¿Puede el cobre volver a ser el gran motor del crecimiento chileno en 2026 sin que repitamos los errores de los superciclos anteriores? Esa es la pregunta que marca el debate sobre el futuro inmediato de nuestra minería y, con ello, de toda la economía nacional.
Chile sigue siendo, por amplio margen, el primer productor mundial de cobre. Pero llegar al 2026 no será solo cuestión de mantener liderazgo: será el año en que se pondrá a prueba nuestra capacidad de convertir la bonanza cuprífera en desarrollo sostenible.
De acuerdo con la Comisión Chilena del Cobre (Cochilco), el país podría alcanzar 5,8 a 6 millones de toneladas de cobre fino, impulsado por la entrada en operación de proyectos como Quebrada Blanca Fase 2, Rajo Inca, la expansión de Los Pelambres y el nuevo nivel mina de El Teniente.
Codelco, que ha invertido más de US$ 20.000 millones en obras estructurales, busca recuperar terreno tras años de baja ley y caídas productivas. En paralelo, la minería privada con capitales de Canadá, Japón, Australia y China mantiene su apuesta por Chile gracias a su estabilidad institucional y su potencial geológico.
Pero la expansión no viene sin condiciones. El agua y la energía son los verdaderos cuellos de botella del futuro minero. La industria avanza aceleradamente hacia la desalación: más del 40% del agua utilizada en la gran minería ya proviene del mar, y se espera que esta cifra supere el 60% antes de 2030. En energía, el viraje hacia fuentes limpias es igualmente decisivo: más del 75% del suministro minero será renovable en 2026, lo que permitirá reducir emisiones y abrir espacio a un cobre “verde”, cada vez más valorado en los mercados internacionales.
El contexto global acompaña este impulso. El mundo se electrifica: autos eléctricos, redes inteligentes y energías renovables están elevando la demanda de cobre a niveles históricos. El International Copper Study Group estima que hacia 2026 la demanda mundial superará los 27 millones de toneladas, y varios bancos de inversión anticipan precios sobre US$ 4,5 la libra, con algunos escenarios que los proyectan incluso más altos si persisten los déficits de oferta.
Ese panorama podría transformar el mapa económico de Chile. Más del 50% de nuestras exportaciones proviene del cobre, y cada centavo que sube el precio internacional agrega decenas de millones de dólares a la recaudación fiscal.

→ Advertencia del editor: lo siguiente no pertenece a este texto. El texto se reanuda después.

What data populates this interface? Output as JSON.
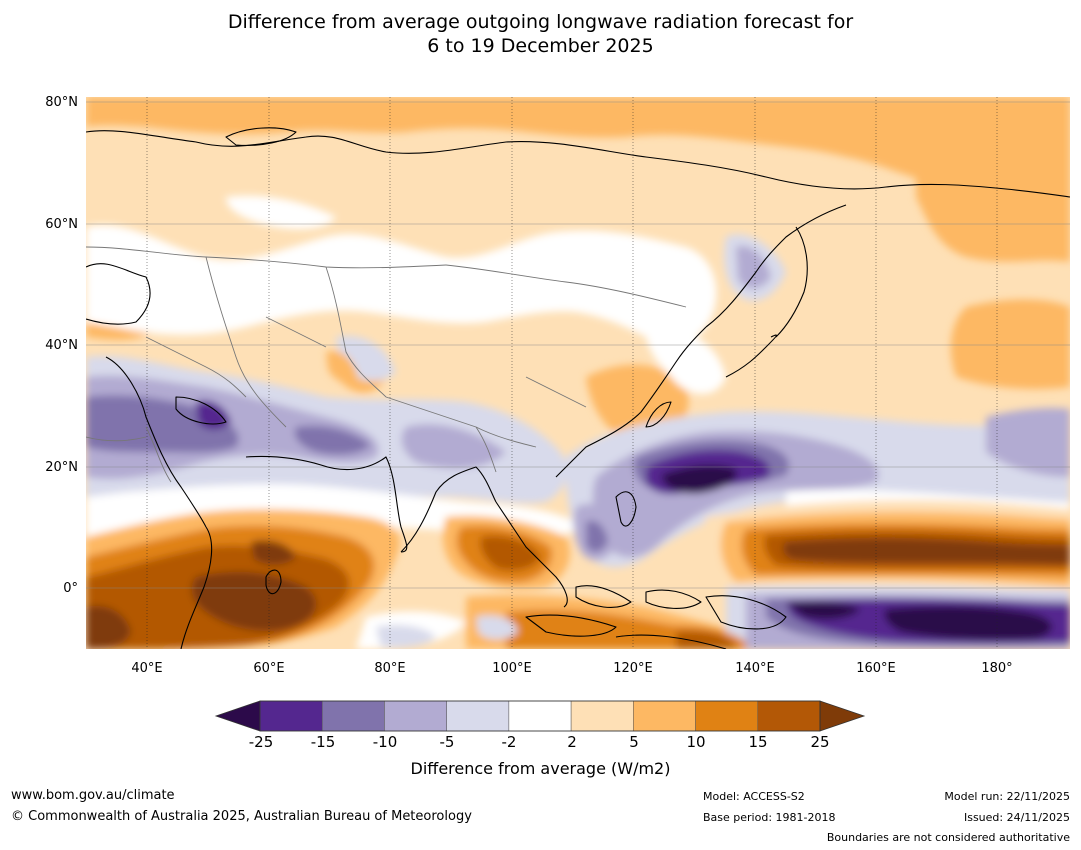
{
  "title": {
    "line1": "Difference from average outgoing longwave radiation forecast for",
    "line2": "6 to 19 December 2025"
  },
  "lat_labels": [
    "80°N",
    "60°N",
    "40°N",
    "20°N",
    "0°"
  ],
  "lon_labels": [
    "40°E",
    "60°E",
    "80°E",
    "100°E",
    "120°E",
    "140°E",
    "160°E",
    "180°"
  ],
  "colorbar": {
    "ticks": [
      "-25",
      "-15",
      "-10",
      "-5",
      "-2",
      "2",
      "5",
      "10",
      "15",
      "25"
    ],
    "colors": [
      "#2c0a4a",
      "#54278f",
      "#8073ac",
      "#b2abd2",
      "#d8daeb",
      "#ffffff",
      "#fee0b6",
      "#fdb863",
      "#e08214",
      "#b35806",
      "#7f3b08"
    ],
    "label": "Difference from average (W/m2)"
  },
  "footer": {
    "website": "www.bom.gov.au/climate",
    "copyright": "© Commonwealth of Australia 2025, Australian Bureau of Meteorology",
    "model": "Model: ACCESS-S2",
    "base_period": "Base period: 1981-2018",
    "model_run": "Model run: 22/11/2025",
    "issued": "Issued: 24/11/2025",
    "disclaimer": "Boundaries are not considered authoritative"
  }
}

En 2026, si los precios se mantienen sobre los US$ 4,5 la libra, el Estado podría recibir hasta US$ 2.000 millones adicionales por efecto del nuevo royalty minero, fortaleciendo el presupuesto público y las inversiones sociales.
Sin embargo, la otra cara de la moneda es conocida: la dependencia excesiva del cobre expone a la economía chilena a los vaivenes del mercado internacional. Cuando el precio cae, el peso se deprecia, la inversión se frena y las cuentas fiscales se estrechan. Por eso, más allá del optimismo, el desafío central es usar la nueva ola de ingresos para diversificar la economía y modernizar la minería, integrando más innovación, automatización y valor agregado local.
En 2026, el cobre volverá a ser protagonista. Pero el verdadero examen para Chile no será cuánto cobre produzca, sino cuánto desarrollo logre transformar a partir de él. Si convertimos este ciclo en una oportunidad de inversión, sostenibilidad y cohesión territorial, el metal rojo puede volver a ser sinónimo de futuro. Si no, volverá a recordarnos como tantas veces en la historia que tener recursos no basta: hay que saber administrarlos con visión.